Originally posted by @Tim- I've taken the deep dive into REI about a month and have been consumed with information ever since. I'm looking to purchase my first property within the coming months and the BRRRR strategy has really stuck out to me as a great opportunity. Only issue is, every story I've heard has been one of success and it CANNOT be just that easy. I've watched webinars and have learned about different risks but I'm trying to understand all of them and see if it's a good fit for a first time investor like myself. Is it really a matter of nailing your numbers like rehab costs, getting that correct appraisal you're looking for and having an eye for a great deal?? I've been very back and forth with financing as well as it's related to the BRRRR method and stuck whether I should be focusing on a hard money lender, which I know can be expensive depending on interest rates and possibly points, or stick with a conventional loan. I want to start reaching out to lenders but also have a solid foundation on how I would like to approach the deal financially. Any input would be greatly appreciated and I apologize for this winded post, as you all know, there's a ton of info out there to try and digest!! Thanks and I look forward to your responses

@Crystal Smith: Whether your a first time or an investor with a lot of experience I believe one of the most important things missing from your list is "cash reserves". Whether you go conventional or hard money you need cash reserves. it could be your cash or someone else's. A lender will want to know that have and are prepared to put some of your own skin in the game.  so be prepared to share your own balance sheet.

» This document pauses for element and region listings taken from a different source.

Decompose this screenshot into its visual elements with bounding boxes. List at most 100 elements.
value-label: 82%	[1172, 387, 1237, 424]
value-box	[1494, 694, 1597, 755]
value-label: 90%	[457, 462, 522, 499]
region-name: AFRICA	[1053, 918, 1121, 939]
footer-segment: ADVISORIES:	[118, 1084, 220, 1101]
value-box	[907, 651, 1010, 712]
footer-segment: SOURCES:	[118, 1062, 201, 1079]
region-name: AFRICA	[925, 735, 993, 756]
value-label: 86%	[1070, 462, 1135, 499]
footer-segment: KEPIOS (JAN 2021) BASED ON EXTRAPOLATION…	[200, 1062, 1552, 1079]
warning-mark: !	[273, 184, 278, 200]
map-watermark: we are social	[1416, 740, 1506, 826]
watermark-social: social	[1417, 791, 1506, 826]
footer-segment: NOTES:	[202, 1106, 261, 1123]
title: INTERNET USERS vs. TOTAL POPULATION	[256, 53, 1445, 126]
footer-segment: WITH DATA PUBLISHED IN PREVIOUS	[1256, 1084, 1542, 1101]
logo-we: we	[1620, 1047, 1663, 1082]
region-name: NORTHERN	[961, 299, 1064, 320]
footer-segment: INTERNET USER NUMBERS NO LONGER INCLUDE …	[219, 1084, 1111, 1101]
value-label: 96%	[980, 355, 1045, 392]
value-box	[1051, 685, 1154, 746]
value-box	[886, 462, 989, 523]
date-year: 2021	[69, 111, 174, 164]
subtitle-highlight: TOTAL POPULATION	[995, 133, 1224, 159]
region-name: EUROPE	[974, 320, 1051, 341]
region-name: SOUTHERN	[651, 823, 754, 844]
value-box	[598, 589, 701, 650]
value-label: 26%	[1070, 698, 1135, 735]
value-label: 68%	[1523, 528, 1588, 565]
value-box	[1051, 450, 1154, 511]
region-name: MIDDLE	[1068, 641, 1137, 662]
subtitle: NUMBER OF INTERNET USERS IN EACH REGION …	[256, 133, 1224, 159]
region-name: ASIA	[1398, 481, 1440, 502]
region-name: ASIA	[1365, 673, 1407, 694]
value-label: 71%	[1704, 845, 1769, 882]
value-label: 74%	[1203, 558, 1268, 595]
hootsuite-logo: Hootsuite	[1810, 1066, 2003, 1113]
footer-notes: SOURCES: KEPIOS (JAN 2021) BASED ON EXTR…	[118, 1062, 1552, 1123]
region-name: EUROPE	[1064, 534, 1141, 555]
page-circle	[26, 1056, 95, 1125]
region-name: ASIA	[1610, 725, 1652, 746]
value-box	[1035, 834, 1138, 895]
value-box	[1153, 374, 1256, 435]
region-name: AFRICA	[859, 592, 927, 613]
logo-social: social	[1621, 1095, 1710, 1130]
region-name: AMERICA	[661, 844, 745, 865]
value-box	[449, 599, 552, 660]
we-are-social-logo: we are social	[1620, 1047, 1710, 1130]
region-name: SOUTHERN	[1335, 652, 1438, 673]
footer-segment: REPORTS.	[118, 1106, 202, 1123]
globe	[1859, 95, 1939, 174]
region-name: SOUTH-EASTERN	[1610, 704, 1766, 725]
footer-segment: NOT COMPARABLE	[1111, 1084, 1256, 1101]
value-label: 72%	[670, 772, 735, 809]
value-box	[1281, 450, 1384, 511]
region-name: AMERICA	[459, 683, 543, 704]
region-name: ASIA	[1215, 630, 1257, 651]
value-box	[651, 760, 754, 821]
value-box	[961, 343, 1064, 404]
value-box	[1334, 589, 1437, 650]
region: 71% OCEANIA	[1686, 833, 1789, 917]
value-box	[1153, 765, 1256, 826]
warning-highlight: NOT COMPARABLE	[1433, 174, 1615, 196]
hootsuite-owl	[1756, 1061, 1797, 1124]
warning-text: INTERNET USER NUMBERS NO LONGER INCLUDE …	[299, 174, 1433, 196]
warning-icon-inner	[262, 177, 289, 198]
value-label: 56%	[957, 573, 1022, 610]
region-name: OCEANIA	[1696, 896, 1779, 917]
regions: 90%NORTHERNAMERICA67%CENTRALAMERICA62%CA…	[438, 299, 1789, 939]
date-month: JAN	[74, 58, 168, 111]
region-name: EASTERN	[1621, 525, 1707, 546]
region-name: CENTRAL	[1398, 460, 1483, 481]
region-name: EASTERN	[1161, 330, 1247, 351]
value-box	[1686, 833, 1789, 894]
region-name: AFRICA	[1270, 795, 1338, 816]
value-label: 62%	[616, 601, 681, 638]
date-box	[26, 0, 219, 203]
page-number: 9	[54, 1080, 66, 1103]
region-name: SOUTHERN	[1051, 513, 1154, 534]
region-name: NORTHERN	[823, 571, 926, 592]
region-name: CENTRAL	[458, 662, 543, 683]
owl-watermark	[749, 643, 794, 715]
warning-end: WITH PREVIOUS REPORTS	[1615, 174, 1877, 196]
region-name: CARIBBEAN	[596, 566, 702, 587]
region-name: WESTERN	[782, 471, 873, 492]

@Tim: Thanks for your input, I appreciate it. I have reserves in the bank definitely, I would like to just hold onto those reserves, at least as much as possible. I’m not opposed to putting a down payment down, whether it’s hard money or conventional, and don’t mind having skin in the game. That makes sense, I just don’t want to drain all reserves I have and put myself in a trick bag for my primary residence, I like to keep an emergency fund. I would like to be able to finance correctly to keep some reserves I have and have momentum going into the next property if that makes sense. Maybe I just need to take a step back and weather the storm of my first property and go from there without worrying so much about my second . I've also thought about doing a HELOC to help with the down payment and or the rehab costs.

@Crystal Smith: Don't give up so easily. Since you have reserves, the trick is showing it on your balance sheet, then only using it for emergencies or since the topic is BRRRR, using it to fill the gap between what you get from a lender and what you really need to complete a renovation, and then when you refinance getting all or most of your reserve back.

Simple example- Total cost for a project is $100K, the lender gives your $90K; you fill the gap with $10K of your own money. When the project is complete and you refinance you get all or a portion of your $10K back.  It doesn't always work out this way but that's the objective.

Another example:  Lender wants to see you have the $10K on your balance sheet- You show it but don't use it. This is where Real Estate gets fun- Make a deal with someone privately to borrow the $10K to fill the gap. Refinance and pay that person back.